Implanté à proximité de Nouméa, en Nouvelle-Calédonie, et consacré au développement de la culture kanak et océanienne, le Centre culturel Jean-Marie Tjibaou a été inauguré le 4 mai par Lionel Jospin. Conçu par Renzo Piano en référence à l’architecture des huttes primitives, pour un coût de 320 millions de francs, il abritera des collections traditionnelles et des créations contemporaines.
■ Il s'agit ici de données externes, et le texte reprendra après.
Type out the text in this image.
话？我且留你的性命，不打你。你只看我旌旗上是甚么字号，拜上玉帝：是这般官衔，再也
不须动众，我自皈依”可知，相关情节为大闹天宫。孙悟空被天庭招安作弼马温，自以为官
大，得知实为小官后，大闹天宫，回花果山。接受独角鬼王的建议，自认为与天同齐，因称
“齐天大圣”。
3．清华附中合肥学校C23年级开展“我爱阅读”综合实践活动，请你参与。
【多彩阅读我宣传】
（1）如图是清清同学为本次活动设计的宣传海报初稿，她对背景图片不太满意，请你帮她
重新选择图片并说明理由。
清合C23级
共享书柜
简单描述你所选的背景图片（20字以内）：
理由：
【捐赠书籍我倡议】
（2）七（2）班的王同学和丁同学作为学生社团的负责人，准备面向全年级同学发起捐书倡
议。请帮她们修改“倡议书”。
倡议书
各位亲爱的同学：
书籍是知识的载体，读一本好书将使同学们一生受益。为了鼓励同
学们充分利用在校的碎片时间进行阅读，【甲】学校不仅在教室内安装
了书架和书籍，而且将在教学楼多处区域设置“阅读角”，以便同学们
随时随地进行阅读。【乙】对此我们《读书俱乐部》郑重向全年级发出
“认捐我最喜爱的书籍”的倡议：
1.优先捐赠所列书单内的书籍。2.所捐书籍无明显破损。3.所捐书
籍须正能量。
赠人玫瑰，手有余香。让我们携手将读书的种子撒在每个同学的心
PARIS. Par choix éthique, par formation sans doute également, Renzo Piano –auquel nous devons, avec le Centre Georges Pompidou, l’un des seuls véritables monuments que le XXe siècle aura offert à Paris – s’est délibérément installé en marge de la production architecturale contemporaine pour concentrer sa recherche sur ce qui est, en quelque sorte, préalable à toute architecture. Son travail procède en effet d’une farouche détermination à évacuer les questions de symbolique, d’esthétique ou de subjectivité – bref, tout ce qui est variable d’une culture ou d’un individu à un autre – pour se concentrer exclusivement sur ce qui, dans l’architecture, y est d’abord utile. Ainsi les édifices de Piano renvoient-ils presque toujours à la figure de l’Abri – laquelle s’oppose prototypement à celle du Temple –, qui répond au seul principe d’économie : un minimum de matière mise en œuvre pour un maximum d’espace dégagé sont les conditions préalables pour concentrer la recherche architecturale sur le choix des meilleurs dispositifs structurels, des meilleures lumières ou des matériaux les mieux adaptés au contexte dans lequel le futur édifice doit s’insérer. Fort de cette attitude, il était sans doute prévisible que l’architecte génois croise un jour cette architecture dite “primitive” qui, de l’igloo arctique à la tente bédouine, hante nos souvenirs d’enfance et borde les contrées de la culture architecturale “savante”. L’occasion lui fut donnée quand, en 1990, Émile Biasani, secrétaire aux Grands travaux du président Mitterrand, organisa un concours international pour la construction d’un centre culturel consacré à la culture océanienne et kanak, à proximité de Nouméa. L’idée d’un tel projet est née à la suite des accords de Matignon, comme une conséquence logique de la création d’une Agence de développement de la culture kanak, avant de devenir véritablement indispensable à la suite de l’assassinat du leader indépendantiste Jean-Marie Tjibaou le 4 mai 1989.
Adossé à un lagon
Livré en 1991, le projet voit aujourd’hui le jour après quelques vicissitudes de chantier. Le résultat est surprenant, spectaculaire même et, au final, enchanteur. Adossé à un lagon et s’ouvrant sur une lagune, dix huttes de hauteur inégale – les plus hautes atteignent près de vingt-huit mètres – jaillissent d’un paysage dominé par la végétation. Dessinées en forme de demi-bulbe, elles sont coupées au tiers de leur hauteur par un toit oblique qui laisse filer une charpente arachnéenne en bois d’Iroko, conçue pour intercepter les alizés locaux et ventiler les espaces intérieurs. Pour expliquer son projet, l’architecte génois indique qu’il a voulu dessiner un paysage plutôt qu’un édifice. Installé sur une ligne de crête, il est organisé le long d’une “allée” ponctuée par les huttes d’un côté – qui se dressent face au lagon comme des totems – et des bâtiment semi-enterrés de l’autre. Ainsi disposé, le profil du centre rappelle incontestablement celui, fragile et serein, des villages traditionnels, et s’installe dans le paysage avec douceur. Pour la conception de ses huttes, Renzo Piano ne s’est pas directement inspiré de l’architecture kanak, même si, pendant l’élaboration du projet, il s’est adjoint les conseils d’un spécialiste, l’anthropologue Alban Bensa. Les techniques et les matériaux les plus modernes – bois, verre et acier principalement – sont plus ici au service d’une évocation que d’une citation directe, Renzo Piano ayant la sagesse d’assumer ses propres références, montrant ainsi le chemin d’un échange possible entre deux cultures qui aspirent à une paix commune.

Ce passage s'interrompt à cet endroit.